Today I read the post of an acquaintance on Facebook, noting that it looks like America is preparing to go into war to prevent Syria from continuing the use of chemical armaments.
His argument was that it’s time for France to get involved, and give America and Great Britain a break. I wrote back stating that the moment we believe that we “have done enough”, is when the world gets a little bit darker, the road a little narrower and the future loses a bit of hope.
Then I walked across the room and realized I was sobbing. I was sobbing for the indignity of the 1.7 million registered refugees, for the reality of 100,000 known deaths, for unending war, hunger and this American desire for apathy.

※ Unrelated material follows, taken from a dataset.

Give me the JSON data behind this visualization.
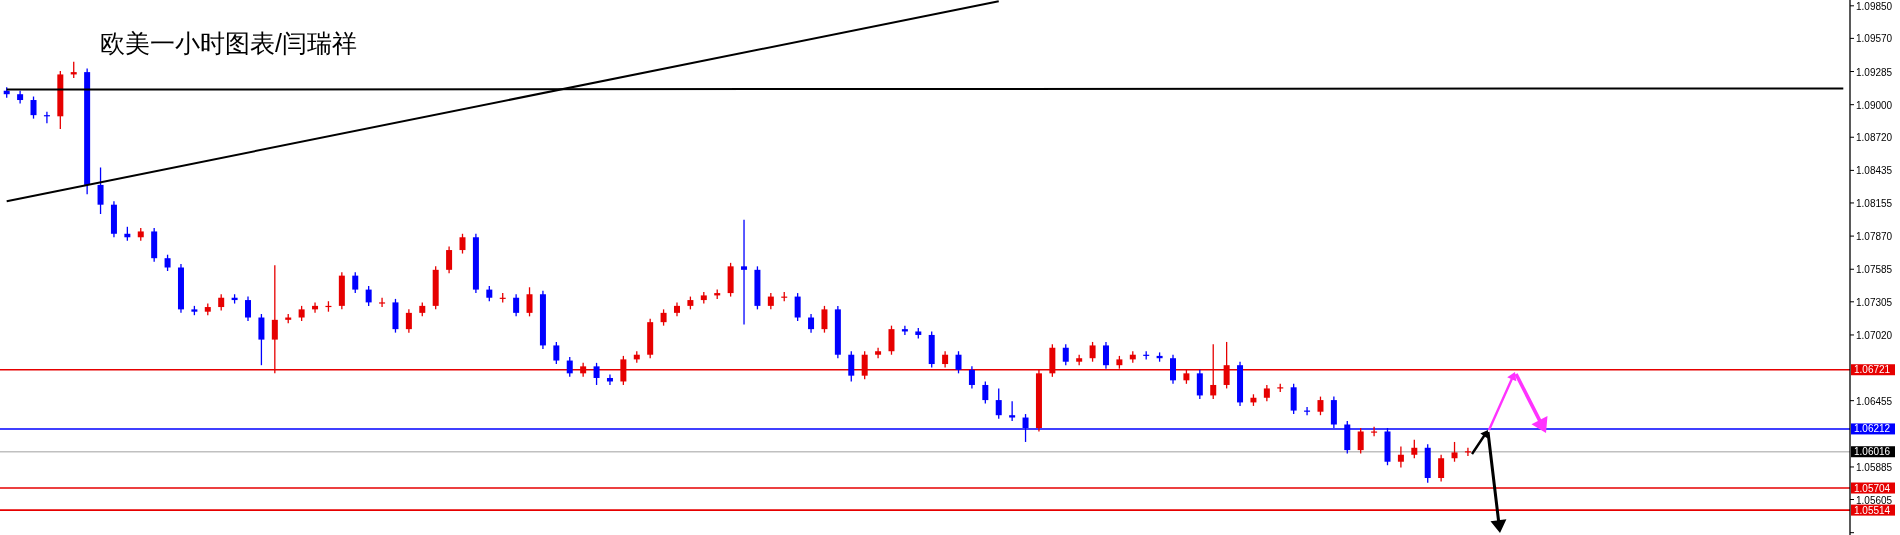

I cried for the fact that no one around me in America NEEDS my presence and my existence here is simply that – an existence, and oftentimes a pleasant one, sometimes with lots of laughter, sometimes with a few tears. However, I am not creating a better life for anyone here and that leaves me feeling useless, worthless and pointless.
My tears did not solve anything, except to make me realize how strongly I feel that compassion and generosity are requirements for anyone who claims to be a part of the Christian faith. Now I am seeking a more practical application for these emotions, and I have not yet found the answer. Currently, I am simply sharing in hopes that you will ponder the application of your faith, the placement of your funds, the meanness of your spirit so easily developed when we live in relative comfort.

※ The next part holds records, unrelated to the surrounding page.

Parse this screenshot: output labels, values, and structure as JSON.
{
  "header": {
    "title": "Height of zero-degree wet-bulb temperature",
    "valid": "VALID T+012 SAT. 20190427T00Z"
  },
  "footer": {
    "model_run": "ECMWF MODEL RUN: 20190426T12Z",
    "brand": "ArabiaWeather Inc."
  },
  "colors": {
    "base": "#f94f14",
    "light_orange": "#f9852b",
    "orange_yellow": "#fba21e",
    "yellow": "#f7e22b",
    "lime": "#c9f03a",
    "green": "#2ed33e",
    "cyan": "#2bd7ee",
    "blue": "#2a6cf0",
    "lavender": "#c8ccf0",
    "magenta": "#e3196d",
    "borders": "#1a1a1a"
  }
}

I don’t know if America should go to war in Syria. We don’t have the financial resources, I know that. I don’t believe that bigger guns create a peaceful future. I don’t want more American, British or French families to be short the presence of a parent, brother, sister, son or daughter. Truly, I don’t want that tragedy continued for another decade.
A few hours later, a couple had people responded (and I noted, NOT the person who had posted that asinine post originally). One stated that he agreed with me in part, but not entirely, another said that (unlike me) he had not lost respect for him, and finally one person demanded to know why I thought that America should ALWAYS be responsible.
Since the entire post was removed, I am copying my response here:
Because we have grown-up privileged with resources at our fingertips. I don’t know your history, but after living in 3 different developing countries and befriending refugees – I know what kind of atrocities we are standing up to try to stop. I don’t know where your feelings come from, perhaps you have seen the same and simply came away from the experience with different opinions. But knowing people that work for the UN, knowing refugees fleeing war, knowing people who have never known clean water – I will always support trying to end that. Because as a Christian, I understand that it is my place to stand up for the weak, the marginalized, those who cannot speak for themselves. Genocide is never okay [over 100,000 have already been killed, and 1.7 million refugees registered], and since we have the knowledge and the weight to throw around – turning a blind eye because it is “someone else’s turn” is the least humane idea. From another angle, if this killing and cruelty does not stop, more will flee. Fleeing people arrive with nothing on their back but their clothes, it can take 18 months to 3 years for them to be granted asylum and working visas through the UN. This would create an even greater burden on stable countries around the globe, and given our economy – we can’t handle that. Saying we will not allow this inhumanity to continue is the decent thing to do, and it is better than allowing another wasteland to be perpetuated.